特に男性にはさっぱりわからない、共感できない話じゃないだろうか。

『おとぎ話を忘れたくて』(2018)


制作国:アメリカ
出演: サナ・レイサン、 リッキー・ウィトル、 リン・ウィットフィールド
監督: ハイファ・アル=マンスール
Netflix作品ページ

あらすじ

恋愛に、キャリアに、理想の未来。すべてを失った完璧主義者のキャリアウーマンがさがしはじめた、本当に大切なもの。私に似合う髪型は、きっと一つじゃない。Netflix

プリンセスストーリーという毒

主人公ヴァイオレットは、子供の頃から母に、常に女性としての完ぺきさを求められて育つ。
その象徴がストレートヘアだ。
『常に完ぺきなストレートヘアでいなくちゃいけない。黒人だからこそ』と口すっぱく言われ、プールに行っても自分ひとり、水の中へは入れない。ストレートヘアが取れてしまうから。

天パであることは黒人の象徴なのだろう。そして白人女性と対等であるとアピールするために、完ぺきなストレートヘアは必要不可欠だったのだろう(ヴァイオレットと母にとって)。
ストレートヘアへの執着、白人を意識した立ち振る舞いなど、裏にどれだけの差別か過去にあったか、今も残り続けているかが見て取れる。
人種問題については明るくないので、やたらと映画やドラマで取り上げられるほど、脚本の骨となるほど世界的に重要で関心が高いところなんだなあ、という感想に留めておいて。

母とヴァイオレットの目標は、そうして白人女性と対等に戦い、『ハイクラスの旦那様を捕まえて、家庭を築くこと』がゴールだった。
ヴァイオレットもそんな母の価値観を受け継ぎ、完ぺきなストレートヘアを滑稽なまでに死守して生きている。時には雨におびえ、時には道端の水撒きにおびえ…。

一見人種差別と、母娘の確執の話に見えるが、本質はそこじゃないと思う。

『ハイクラスの旦那を捕まえて家庭を築く』イコール「いわゆるプリンセスストーリー」じゃないだろうか。シンデレラ症候群とも言われるやつである。
昨今のディズニープリンセスは大きく変化してきているが、昔のプリンセスたちは『シュガーラッシュ2』の予告映像でもネタにされるほど、

女としての幸せイコール『ただそこに存在しているだけで王子様に見染められ、結婚して家庭を築き、めでたしめでたし』だったわけである。
このプリンセスストーリーに毒された女性は思っているよりも多い。
その価値観自体を悪という気はない。そこを目指す人が居てもいいだろう。

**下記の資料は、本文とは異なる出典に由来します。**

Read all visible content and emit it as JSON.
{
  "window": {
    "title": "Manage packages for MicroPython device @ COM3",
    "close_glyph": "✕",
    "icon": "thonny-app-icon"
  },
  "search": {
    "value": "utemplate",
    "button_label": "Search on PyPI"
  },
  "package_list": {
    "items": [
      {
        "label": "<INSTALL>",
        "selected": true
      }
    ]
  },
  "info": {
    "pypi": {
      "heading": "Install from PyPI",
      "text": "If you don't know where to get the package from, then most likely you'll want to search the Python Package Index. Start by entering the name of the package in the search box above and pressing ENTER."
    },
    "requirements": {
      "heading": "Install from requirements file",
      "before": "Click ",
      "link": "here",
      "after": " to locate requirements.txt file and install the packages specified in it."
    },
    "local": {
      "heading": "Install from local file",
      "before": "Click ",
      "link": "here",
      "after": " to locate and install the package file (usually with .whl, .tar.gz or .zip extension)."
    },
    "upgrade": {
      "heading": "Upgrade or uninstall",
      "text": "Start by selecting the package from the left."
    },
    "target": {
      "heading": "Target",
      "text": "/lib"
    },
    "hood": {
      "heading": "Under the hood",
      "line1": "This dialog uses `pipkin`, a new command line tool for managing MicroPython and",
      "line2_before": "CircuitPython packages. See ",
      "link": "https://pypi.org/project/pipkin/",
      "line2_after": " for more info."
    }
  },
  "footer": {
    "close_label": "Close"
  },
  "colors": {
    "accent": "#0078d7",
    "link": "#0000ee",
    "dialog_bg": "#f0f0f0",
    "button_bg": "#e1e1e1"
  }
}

問題は本当にその人自身がそれを望んでいるのか、ということだ。

この話はその価値観を母から植え付けられたものとして、母との確執として描かれているが、女子を通って生きた人なら、外部からそういう価値観を押し付けらた経験があるだろう。それはこの話のように母親かもしれないし、それ以外の誰かかもしれない。

英題のNappily Ever Afterとは

そんなヴァイオレットが「完ぺきすぎる」という理由で恋人に結婚を避けられ、振り切った方法で植え付けられた価値観から脱却し、本当の自分らしさを獲得する物語であry。
呪縛とも言える価値観を金髪にしてみたり、坊主にしてみたり、失敗を繰り返しながら変化していく姿は面白い。
ラストも「ハイクラスの男性でなく、自分らしくいられる男性と恋仲になる」とかいうオチじゃなくてホントに良かった。結局は男性と付き合うことが最上の幸福である、みたいな描き方をされたら全てが台無しになるところだった。

英題は「Nappily Ever After」というのだけれど、Nappilyってなに?聞きなれないな、と思って検索をしたところどうやら造語らしい。
元は「Happily Ever After」という、おとぎ話の締めに使われる、日本でいうところの「めでたしめでたし」「いつまでも幸せにくらしましたとさ」という意味の言葉のようだ。
頭文字がnなのは安直に否定形といったところだろうか。

完全なるアンチプリンセスストーリーということだろう。